Он приводит меня прямо в палату. Будто и не было той ночи – кровать аккуратно заправлена, подушка взбита, на покрывале ни одной складки. Понятно, кто здесь был. Я жду, что Птичник сейчас достанет связку ключей и снова запрёт меня, не в Клетке, так здесь, но когда я оборачиваюсь, его нет и дверь открыта.
Птичку выпустили на волю!
Сразу иду в общую комнату. Хоть бы всё было как обычно. Ольга бы читала, а Ник и Эда гадали старый кроссворд, потягивая чай. И позвали бы меня к себе, и Эда бы рассматривала следы синяков на моей шее, и мы бы смеялись, и всё бы было хорошо.
Всё почти как обычно.
Ольга читает «Джейн Эйр», устроившись в кресле и закутавшись в шаль. Ник листает какой-то старый журнальчик, а Эда дремлет на диване. Так мне кажется. Но когда я подхожу ближе, понимаю – она не спит. Глаза полузакрыты, но через ресницы она неотрывно смотрит в окно. Пальцы сцеплены в замок, на руках новые бинты.

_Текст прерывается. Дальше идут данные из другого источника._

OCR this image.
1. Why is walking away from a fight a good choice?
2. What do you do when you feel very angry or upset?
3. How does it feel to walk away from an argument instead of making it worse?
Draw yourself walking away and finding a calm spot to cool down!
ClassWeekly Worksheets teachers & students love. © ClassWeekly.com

Даже не могу предположить, насколько она далеко сейчас.
Я тянусь к ней. Если я могу вызывать призраков, то почему бы и не отогнать их, не вытащить её? Я скучала по Эде. Без неё тихо, жизнь застывает, да она даже моей сестре нравится!
Но Ник, вытянувшись, ловит меня за запястье.
– Не надо, – говорит он. – Если она хотя бы немного придёт в себя, то сразу начнёт, – и изображает, что разрывает себе горло.
Смотрю на новые бинты, нашлёпки пластырей, длинные следы от ногтей на бёдрах, уходящие под серые больничные шорты – и верю ему.
Мне остаётся только сесть между Ником и Ольгой, тоже взять журнал и наблюдать за тем, как Эда бродит в своих снах наяву.
Это тянется, тянется и тянется. Эда или сидит запертая в палате, или ни с кем не разговаривает. Я как-то останавливаюсь у приоткрытой двери и смотрю, как Птичник затягивает на ней смирительную рубашку, а она пытается укусить себя или схватить его за полу халата.
«Ян и Хриза сами не понимают, что с ней», – пишет мне Кит, когда мы вместе стоим у двери на улицу. Он выглядывает в сад и улыбается, я не могу не подхватить.
– Откуда знаешь?
«Подслушал, пока пытался залезть на кухню. Они говорили около её кабинета. Только никому не рассказывай».
Я обещаю хранить секрет, и мы вместе смотрим в окно, на красное закатное небо. В отделении слишком тихо. Я не люблю тишину, она затягивает, отрезает. Я даже жалею, что Кит не говорит, сейчас я бы хотела услышать хоть чей-то голос.
Эда бьётся о дверь палаты. С другого конца коридора раздаётся звук торопливых шагов Птичника.
Не этого я хотела, но тоже сойдёт.
Юпитер
У стен есть глаза.
Это не идиома или метафора, у стен есть глаза и они всегда карие. Они смотрят на меня, не моргая, и это неправильно, у стен не должно быть глаз, и я пытаюсь убежать, но мне некуда. Тогда я пытаюсь заставить их уйти. Это сон, и мне нужно проснуться.
В моей сумке лежит косметический набор, в нём – пилочка для ногтей. Мне бы лучше попросить кого-нибудь ущипнуть меня, как это смешно и мило, чтобы я проснулась, но я одна, коридоры пустые, все уже сидят в аудиториях, а я как всегда опоздала. И теперь мне приходится просыпаться самой.
Пилочка не сразу протыкает ткань джинсов, приходится замахиваться, а глаза, глаза везде, даже на потолке, когда я запрокидываю голову, чтобы не смотреть на стены. Опустить её – и видно капли на полу. Моя кровь, пилочка тёплая и мокрая, теперь они должны закрыться, пусть они закроются…
Да, это был один из плохих дней, я знаю. Хотя плохие дни случаются так часто, что их уже можно назвать нормальными, а хорошие выделить отдельно. Под хорошими я понимаю дни, когда не выпадаю из реальности.
Это я сейчас так говорю, потому что действуют таблетки, или ещё что-то. На самом деле, я не слишком-то понимаю, где реальность, а где всё остальное. Я вижу, как исчезают плитки пола, а под ними чёрная вода. Если нырнуть туда, то окажешься среди длинных водорослей, которые оплетут тебя, и это будет похоже на прикосновение рук. Очень реальное прикосновение.
Я опять расцарапала предплечье, да? Всё, вижу. Мне нужно что-то, чтобы вытереть кровь, Птичник потом обработает царапины. Это я, кстати, придумала называть его Птичником, вы не знали?